Jatuh hati kepadamu terkadang kumaknai satu sumpah. Kamu dengan muka sinismu yang menjengkelkan, tidak pernah kusangka pada akhirnya sanggup membuat tawaku pecah. Saya tidak mengetahui kapan tentunya kamu dan saya dapat sama-sama share cerita, dekat seolah tidak ada jarak. Sampai saya khatam semua rutinitas dan kekuranganmu. Tetapi tahukah kamu, malah itu yang membuat namamu masih bertahta di hati ini. Sebab saya menyukaimu sesudah

Saya tahu ia yang berada di hatimu. Ia yang semakin lebih prima dibandingkan diriku.

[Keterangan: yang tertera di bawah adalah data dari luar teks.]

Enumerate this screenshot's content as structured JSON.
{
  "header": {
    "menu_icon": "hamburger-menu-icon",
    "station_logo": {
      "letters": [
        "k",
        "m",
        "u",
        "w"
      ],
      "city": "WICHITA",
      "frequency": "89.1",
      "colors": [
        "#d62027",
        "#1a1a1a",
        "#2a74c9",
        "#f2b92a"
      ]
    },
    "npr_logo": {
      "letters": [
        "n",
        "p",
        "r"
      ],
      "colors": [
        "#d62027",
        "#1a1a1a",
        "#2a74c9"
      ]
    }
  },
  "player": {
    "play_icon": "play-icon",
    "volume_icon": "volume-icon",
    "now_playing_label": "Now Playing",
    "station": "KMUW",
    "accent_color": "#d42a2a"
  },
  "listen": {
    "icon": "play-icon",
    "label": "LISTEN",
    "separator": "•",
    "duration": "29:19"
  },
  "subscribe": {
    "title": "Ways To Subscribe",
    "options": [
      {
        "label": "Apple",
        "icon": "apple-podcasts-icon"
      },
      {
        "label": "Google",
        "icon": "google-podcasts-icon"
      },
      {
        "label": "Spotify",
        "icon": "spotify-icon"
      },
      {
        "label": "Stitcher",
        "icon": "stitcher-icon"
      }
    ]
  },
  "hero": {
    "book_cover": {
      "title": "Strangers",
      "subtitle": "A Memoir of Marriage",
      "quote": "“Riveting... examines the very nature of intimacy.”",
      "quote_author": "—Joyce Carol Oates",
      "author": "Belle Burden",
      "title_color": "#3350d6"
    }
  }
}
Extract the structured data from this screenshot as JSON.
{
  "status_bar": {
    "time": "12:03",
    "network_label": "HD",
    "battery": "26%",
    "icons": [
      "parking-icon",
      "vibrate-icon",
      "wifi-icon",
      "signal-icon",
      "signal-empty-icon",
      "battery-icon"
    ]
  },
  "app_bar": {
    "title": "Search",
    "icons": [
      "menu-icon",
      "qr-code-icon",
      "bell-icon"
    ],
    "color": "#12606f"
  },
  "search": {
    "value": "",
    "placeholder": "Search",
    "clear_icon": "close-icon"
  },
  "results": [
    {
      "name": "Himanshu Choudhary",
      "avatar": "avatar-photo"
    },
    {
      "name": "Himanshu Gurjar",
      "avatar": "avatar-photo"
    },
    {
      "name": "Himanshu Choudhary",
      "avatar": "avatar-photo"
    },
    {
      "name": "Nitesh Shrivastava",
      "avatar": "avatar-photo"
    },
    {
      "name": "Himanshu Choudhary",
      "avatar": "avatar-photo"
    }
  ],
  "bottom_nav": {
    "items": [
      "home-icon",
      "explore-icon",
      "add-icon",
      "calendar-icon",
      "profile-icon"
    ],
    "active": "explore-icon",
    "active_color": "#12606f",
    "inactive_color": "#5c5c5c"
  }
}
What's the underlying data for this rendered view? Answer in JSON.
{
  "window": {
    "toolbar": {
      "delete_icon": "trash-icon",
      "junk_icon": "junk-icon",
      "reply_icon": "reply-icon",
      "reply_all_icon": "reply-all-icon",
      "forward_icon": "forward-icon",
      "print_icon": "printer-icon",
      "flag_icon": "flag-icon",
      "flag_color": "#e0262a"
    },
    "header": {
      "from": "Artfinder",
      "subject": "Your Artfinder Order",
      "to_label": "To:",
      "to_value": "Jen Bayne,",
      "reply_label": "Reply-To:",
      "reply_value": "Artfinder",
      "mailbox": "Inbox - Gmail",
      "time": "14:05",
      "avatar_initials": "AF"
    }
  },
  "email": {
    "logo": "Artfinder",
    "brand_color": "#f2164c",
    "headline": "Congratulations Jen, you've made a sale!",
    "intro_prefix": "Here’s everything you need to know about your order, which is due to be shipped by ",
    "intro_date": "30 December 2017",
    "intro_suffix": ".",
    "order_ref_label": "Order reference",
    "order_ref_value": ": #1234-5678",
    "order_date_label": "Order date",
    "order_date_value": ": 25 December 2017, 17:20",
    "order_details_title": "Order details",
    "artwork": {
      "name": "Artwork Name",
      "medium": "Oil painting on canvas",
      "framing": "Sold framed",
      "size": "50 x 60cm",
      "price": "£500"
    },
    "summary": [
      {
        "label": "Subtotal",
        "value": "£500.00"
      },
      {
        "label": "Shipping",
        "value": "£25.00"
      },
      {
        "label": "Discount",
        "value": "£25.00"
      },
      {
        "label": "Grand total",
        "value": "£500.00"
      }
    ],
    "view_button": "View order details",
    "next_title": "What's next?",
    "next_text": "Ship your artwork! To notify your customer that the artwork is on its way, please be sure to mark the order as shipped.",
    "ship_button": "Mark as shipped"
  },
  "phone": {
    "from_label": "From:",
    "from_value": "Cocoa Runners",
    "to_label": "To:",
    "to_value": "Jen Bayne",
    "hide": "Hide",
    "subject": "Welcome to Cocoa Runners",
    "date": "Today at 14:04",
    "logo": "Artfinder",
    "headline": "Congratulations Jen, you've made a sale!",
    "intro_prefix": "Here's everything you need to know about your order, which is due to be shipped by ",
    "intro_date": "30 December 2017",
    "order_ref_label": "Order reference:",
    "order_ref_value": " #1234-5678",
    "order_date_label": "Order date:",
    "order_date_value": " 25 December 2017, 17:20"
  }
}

Kemungkinan kamu tidak pernah tahu, di tengah-tengah jarak kening dan sajadah, terus kuselipkan berharap pada-Nya supaya kita pada akhirnya ditakdirkan bersama. Tiada dengan maksud mengganggu kebahagiaanmu dengannya. Saya benar-benar sanggup membuat kamu ketawa dan waspada dengar keluh kesahmu, tetapi apakah arti itu bila selanjutnya ia yang malah membulatkan berbahagiamu?

error: Content is protected !!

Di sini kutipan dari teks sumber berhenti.